Ironically enough, given its commemoration of the start of the American Revolution, complete with a screaming eagle on the label above a shield of the old red, white and blue, Liberty Ale drew its inspiration from a British beer. Maytag and Gordon MacDermott, Anchor’s general manager, had traveled to England to check out styles perhaps worth imitating back in the U.S.
They found one in Landlord, an ale from the Timothy Taylor brewery in West Yorkshire. Garrett Oliver, Brooklyn Brewery’s brewmaster, has described Landlord as “a bitter with a color of pale honey and a wonderful aroma of hay, earthy with deliciously bready grain flavors lingering in the aftertaste.” A fruitiness born of a “very full-flavored hop presence” distinguished Landlord, according to Oliver.
It was a hop presence that would distinguish Liberty Ale as well—one hop in particular.
Maytag & Co. chose Cascade, a relatively young aroma hop developed at the USDA research hub in Corvallis, OR, and initially used by Coors in 1972. That marked the first time that an American-made aroma hop did the work of giving a commercial beer its bouquet. (Quick technical lesson: Hops are generally added in brewing for two purposes: to make beer bitter or to make it smell a certain way; until Cascade, no American-made hops had the honor of the latter.)
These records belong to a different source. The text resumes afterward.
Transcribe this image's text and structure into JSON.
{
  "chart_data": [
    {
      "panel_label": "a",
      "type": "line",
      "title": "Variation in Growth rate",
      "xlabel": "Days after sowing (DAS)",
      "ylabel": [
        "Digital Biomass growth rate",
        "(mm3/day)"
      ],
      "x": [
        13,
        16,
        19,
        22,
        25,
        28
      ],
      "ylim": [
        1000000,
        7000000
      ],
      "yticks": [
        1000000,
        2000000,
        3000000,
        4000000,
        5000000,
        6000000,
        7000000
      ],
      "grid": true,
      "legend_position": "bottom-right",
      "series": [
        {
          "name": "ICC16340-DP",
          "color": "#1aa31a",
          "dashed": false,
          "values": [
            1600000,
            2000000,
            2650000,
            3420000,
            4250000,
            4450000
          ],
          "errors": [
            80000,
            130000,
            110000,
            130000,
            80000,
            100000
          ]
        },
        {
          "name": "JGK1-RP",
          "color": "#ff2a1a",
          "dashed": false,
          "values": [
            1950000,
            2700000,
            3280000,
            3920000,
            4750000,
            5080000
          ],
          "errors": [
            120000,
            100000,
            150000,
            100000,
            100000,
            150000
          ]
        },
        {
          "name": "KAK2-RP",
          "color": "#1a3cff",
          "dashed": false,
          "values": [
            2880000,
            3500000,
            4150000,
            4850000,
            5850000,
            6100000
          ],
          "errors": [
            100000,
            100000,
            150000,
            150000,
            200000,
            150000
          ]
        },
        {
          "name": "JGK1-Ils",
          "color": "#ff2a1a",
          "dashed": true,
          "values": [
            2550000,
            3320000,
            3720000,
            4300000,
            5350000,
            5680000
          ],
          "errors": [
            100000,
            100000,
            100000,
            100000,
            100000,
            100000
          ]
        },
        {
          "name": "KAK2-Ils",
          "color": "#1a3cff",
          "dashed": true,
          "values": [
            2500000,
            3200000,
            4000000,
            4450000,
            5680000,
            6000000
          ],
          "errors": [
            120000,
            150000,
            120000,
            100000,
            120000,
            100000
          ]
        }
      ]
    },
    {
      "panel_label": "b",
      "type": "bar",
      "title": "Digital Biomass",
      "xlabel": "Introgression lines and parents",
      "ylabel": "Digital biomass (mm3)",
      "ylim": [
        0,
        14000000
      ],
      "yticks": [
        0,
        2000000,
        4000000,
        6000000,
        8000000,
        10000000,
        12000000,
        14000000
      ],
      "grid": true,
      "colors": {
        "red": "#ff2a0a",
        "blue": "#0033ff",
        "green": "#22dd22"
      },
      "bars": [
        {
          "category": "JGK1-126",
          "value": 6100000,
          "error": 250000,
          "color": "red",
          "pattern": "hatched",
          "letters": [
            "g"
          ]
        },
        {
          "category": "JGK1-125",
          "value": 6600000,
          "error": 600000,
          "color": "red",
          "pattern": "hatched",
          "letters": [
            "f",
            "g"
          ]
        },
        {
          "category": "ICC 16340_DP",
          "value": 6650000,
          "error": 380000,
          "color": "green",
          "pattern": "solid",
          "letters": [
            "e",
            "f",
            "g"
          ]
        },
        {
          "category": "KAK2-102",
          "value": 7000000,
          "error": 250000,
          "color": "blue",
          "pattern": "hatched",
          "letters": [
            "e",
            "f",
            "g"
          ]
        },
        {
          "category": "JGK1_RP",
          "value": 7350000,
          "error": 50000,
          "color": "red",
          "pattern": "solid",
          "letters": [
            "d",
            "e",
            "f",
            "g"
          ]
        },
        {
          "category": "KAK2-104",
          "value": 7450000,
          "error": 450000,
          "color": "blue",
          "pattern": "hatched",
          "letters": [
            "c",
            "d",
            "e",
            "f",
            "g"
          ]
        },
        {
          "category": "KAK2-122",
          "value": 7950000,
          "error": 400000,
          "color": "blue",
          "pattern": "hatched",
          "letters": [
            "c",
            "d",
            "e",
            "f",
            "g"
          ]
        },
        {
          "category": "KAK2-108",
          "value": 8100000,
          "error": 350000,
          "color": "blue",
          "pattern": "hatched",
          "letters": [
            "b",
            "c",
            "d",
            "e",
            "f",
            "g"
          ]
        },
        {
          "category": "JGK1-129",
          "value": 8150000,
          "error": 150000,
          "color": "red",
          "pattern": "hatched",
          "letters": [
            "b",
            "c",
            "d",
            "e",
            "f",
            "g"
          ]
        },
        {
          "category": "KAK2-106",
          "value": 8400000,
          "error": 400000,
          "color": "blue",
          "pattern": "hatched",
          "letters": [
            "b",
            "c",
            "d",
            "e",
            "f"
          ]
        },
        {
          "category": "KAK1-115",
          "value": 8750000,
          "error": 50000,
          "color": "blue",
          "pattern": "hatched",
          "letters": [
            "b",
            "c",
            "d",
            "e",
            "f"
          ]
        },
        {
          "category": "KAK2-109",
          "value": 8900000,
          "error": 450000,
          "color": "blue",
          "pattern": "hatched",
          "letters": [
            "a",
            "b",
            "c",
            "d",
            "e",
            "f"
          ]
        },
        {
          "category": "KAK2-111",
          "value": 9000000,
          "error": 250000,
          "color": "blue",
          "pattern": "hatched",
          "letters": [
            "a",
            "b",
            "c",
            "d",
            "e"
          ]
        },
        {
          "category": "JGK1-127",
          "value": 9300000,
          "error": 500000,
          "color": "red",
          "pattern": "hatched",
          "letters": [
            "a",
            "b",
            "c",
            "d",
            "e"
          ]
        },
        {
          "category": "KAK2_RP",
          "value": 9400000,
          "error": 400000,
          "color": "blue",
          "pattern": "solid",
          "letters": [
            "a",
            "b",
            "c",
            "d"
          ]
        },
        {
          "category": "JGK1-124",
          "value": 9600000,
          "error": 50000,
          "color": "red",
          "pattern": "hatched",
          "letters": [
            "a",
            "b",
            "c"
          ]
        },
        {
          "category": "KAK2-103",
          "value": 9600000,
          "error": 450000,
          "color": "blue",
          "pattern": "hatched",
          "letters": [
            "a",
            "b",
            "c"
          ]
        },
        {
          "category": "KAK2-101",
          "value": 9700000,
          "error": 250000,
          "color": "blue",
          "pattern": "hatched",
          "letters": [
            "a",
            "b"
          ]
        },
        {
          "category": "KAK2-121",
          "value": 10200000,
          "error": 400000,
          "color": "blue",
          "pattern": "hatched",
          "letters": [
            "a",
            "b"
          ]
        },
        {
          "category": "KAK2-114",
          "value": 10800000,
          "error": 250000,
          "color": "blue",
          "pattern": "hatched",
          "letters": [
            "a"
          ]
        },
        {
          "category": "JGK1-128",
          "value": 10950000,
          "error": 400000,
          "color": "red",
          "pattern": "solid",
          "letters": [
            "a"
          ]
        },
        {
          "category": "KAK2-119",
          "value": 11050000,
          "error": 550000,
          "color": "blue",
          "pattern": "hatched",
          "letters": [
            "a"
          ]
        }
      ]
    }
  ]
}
While Coors used a relatively small amount of Cascade, Anchor went long, crafting a beer several times more bitter than most of the domestically made beers available in the U.S. then. Liberty Ale, for instance, was about four times as bitter as Miller Lite, which had also been introduced in 1975.
Today, of course, Liberty Ale might seem mild to many consumers used to much bitterer, and stronger, ales. Those hopped-up India pale ales, however, unknowingly or not, took their stylistic cues from that pioneering Anchor Liberty Ale first bottled exactly 39 years ago.
As for that first bottling run, sales were modest. America wasn’t quite ready yet for a beer so bitter, no matter how refreshing. (Miller Lite’s sales, on the other hand, ballooned and then ballooned some more.) Anchor renamed Liberty Ale “Our Special Ale” (indeed). It did not re-emerge as Liberty Ale until the summer of 1983. That bottling run was nearly 3,000 cases.